Output Namespace pattern Role
split_N/kg/seed/data.nt http://kg.org/resource/{md5} Seed KG source
split_N/sources/rdf/data.nt http://kg.org/rdf/N/... Split-scoped RDF source

Usage:

uv run resources/text2kgbench/sources.py <splits_dir> [--split N] [--overwrite]

Example:

uv run resources/text2kgbench/sources.py \
  ./data/text2kgbench/splits/ont_14_writtenwork

Each split also gets meta/verified_entities.csv under kg/seed/ and sources/rdf/.

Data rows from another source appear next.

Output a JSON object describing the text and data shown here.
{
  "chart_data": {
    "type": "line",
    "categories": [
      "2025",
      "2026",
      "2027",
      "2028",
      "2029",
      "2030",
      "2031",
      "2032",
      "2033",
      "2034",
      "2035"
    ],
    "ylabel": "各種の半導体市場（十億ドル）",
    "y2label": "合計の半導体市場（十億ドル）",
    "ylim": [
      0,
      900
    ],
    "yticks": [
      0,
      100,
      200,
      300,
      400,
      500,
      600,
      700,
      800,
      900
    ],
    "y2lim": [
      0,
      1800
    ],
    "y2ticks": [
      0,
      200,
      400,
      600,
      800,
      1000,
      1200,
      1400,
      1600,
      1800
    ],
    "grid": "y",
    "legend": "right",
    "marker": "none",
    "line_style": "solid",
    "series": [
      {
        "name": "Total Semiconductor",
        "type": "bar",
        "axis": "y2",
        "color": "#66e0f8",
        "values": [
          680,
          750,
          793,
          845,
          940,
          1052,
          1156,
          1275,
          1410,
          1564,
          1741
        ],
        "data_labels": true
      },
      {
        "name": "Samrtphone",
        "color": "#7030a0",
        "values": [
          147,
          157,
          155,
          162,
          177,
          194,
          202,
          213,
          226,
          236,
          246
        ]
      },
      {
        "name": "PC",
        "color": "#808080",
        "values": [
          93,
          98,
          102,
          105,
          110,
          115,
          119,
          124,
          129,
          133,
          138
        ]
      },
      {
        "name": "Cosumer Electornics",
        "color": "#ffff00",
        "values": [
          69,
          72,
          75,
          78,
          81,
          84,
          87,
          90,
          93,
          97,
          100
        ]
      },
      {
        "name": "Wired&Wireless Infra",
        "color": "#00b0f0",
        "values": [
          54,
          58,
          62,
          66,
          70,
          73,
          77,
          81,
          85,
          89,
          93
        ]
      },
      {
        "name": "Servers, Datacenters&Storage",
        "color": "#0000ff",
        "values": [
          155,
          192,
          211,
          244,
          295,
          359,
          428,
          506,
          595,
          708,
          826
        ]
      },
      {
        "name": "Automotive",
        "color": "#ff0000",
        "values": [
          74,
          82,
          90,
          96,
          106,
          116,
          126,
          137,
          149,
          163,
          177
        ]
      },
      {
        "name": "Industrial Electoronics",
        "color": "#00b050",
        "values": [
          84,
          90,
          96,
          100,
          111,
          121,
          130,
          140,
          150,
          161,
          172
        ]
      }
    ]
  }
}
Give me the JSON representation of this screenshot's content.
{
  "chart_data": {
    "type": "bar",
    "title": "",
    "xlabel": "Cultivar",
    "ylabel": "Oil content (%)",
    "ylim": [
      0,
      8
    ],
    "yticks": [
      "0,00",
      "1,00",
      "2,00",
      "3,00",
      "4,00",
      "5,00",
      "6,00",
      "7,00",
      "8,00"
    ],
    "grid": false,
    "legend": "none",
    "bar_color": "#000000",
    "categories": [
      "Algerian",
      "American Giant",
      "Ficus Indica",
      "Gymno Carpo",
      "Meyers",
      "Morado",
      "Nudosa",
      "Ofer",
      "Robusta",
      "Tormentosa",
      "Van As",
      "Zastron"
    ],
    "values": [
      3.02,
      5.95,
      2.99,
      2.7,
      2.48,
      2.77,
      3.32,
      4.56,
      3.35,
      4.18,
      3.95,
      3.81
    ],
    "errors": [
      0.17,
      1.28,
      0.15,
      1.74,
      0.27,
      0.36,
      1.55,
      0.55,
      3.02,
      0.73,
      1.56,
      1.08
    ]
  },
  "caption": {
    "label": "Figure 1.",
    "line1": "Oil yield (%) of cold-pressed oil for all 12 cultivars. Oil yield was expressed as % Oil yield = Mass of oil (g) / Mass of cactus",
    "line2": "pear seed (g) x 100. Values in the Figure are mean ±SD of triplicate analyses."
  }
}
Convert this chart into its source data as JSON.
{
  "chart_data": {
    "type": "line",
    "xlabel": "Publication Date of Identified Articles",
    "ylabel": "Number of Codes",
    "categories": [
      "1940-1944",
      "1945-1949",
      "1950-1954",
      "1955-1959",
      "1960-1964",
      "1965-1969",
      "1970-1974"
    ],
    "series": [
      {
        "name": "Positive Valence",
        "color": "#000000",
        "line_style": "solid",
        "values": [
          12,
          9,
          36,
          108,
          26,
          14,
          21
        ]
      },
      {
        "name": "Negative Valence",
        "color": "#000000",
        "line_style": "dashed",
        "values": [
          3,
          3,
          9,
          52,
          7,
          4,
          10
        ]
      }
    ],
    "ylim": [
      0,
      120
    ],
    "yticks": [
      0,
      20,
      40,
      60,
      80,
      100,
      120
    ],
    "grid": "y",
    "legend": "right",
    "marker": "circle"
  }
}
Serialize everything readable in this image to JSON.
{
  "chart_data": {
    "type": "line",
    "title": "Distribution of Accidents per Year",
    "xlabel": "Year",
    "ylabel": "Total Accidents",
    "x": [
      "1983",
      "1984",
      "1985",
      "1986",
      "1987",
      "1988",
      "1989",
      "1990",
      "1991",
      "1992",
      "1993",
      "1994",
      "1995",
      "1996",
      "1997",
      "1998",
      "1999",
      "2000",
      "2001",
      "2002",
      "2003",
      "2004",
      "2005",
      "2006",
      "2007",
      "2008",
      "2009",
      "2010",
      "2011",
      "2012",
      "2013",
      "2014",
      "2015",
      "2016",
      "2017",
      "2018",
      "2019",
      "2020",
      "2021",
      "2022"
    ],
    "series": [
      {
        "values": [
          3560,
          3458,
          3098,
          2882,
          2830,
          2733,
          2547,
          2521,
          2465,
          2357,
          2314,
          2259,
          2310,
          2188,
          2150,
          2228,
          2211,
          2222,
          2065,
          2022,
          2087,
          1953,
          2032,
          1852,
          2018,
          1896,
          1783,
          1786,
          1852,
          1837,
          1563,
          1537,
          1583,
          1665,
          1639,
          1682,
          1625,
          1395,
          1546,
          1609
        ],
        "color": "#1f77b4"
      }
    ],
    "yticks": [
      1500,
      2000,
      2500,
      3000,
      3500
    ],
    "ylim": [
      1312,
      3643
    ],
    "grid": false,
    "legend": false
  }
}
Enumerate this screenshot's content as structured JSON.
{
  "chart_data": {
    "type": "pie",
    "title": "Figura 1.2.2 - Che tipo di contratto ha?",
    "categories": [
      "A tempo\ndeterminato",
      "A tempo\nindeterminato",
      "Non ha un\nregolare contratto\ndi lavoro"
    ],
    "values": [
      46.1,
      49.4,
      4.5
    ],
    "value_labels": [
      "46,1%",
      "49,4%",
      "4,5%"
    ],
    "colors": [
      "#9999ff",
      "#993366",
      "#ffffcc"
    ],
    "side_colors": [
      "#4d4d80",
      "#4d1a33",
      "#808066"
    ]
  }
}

End-to-end example (ontology 13 — Food)

# 1. Filter DBpedia by ontology classes and properties (Spark; writes a part-file directory)
uv run resources/text2kgbench/generate_refac.py \
  file://./data/dbpedia-multi-source-kg-data/selected.nt.bz2 \
  ./data/text2kgbench/subgraphs \
  ./data/text2kgbench/kgpipe-ontologies/dbpedia_webnlg/13_food_ontology.ttl

# 1b. Merge Spark part files into one NT for the in-memory engine (optional @en filter)
cat ./data/text2kgbench/subgraphs/ont_13_subgraph/property_filter/* \
  | grep -Pv '@(?!en\b)[a-z]+' \
  > ./data/text2kgbench/subgraphs/ont_13_subgraph/property_filter.nt

# 2. Extract reachable subgraph from dbo:Food
uv run resources/text2kgbench/subgraph.py \
  ./data/text2kgbench/subgraphs/ont_13_subgraph/property_filter.nt \
  ./data/text2kgbench/subgraphs/ont_13_subgraph/reachable.nt \
  --root-class dbo:Food \
  --engine memory

# 3. Build four overlapping splits
uv run resources/text2kgbench/splits.py \
  ./data/text2kgbench/subgraphs/ont_13_subgraph/reachable.nt \
  ./data/text2kgbench/splits/ont_13_food \
  --main-class dbo:Food \
  --subset-size 2500 \
  --engine memory

# 4. Generate shaded seed and RDF sources
uv run resources/text2kgbench/sources.py \
  ./data/text2kgbench/splits/ont_13_food

Running on a Spark cluster

For large DBpedia dumps, run generate_refac.py via spark-submit. Build wheels and dependencies for Python 3.10 (the default in the project Spark image), even if local development uses 3.12:

SPARK_PYTHON=3.10

uv build --python $SPARK_PYTHON

uv export --format requirements.txt --no-dev --no-hashes \
  --prune pyspark --no-emit-package pyodibel --python $SPARK_PYTHON \
  -o /tmp/spark-deps.txt
uv pip install --python $SPARK_PYTHON --target dist/deps --python-version 3.10 \
  -r /tmp/spark-deps.txt
cd dist/deps && zip -r ../deps.zip . && cd ../..
spark-submit \
  --master yarn \
  --py-files dist/pyodibel-0.1.0-py3-none-any.whl,dist/deps.zip \
  --driver-memory 8g \
  --executor-memory 16g \
  resources/text2kgbench/generate_refac.py \
  hdfs:///path/to/selected.nt.bz2 \
  hdfs:///path/to/subgraphs \
  hdfs:///path/to/13_food_ontology.ttl

Use --engine spark on subgraph.py and splits.py when the intermediate graphs are too large for in-memory processing.

Environment variables

Scripts accept paths via CLI arguments or a .env file in resources/text2kgbench/:

Variable Used by
INPUT_PATH generate_refac.py, subgraph.py, splits.py
OUTPUT_PATH generate_refac.py, subgraph.py, splits.py, sources.py
ROOT_CLASS subgraph.py
MAIN_CLASS splits.py
SUBSET_SIZE splits.py
SPLITS_DIR sources.py
  • sampling.py: optional downsampling of an NT file while preserving class/degree or relation distributions. Use when a reachable subgraph is still too large before splitting.
  • crawl.py: fetches web resources for source acquisition (separate from the RDF pipeline above).

Further cluster-specific notes are in resources/text2kgbench/athena-ops/README.md.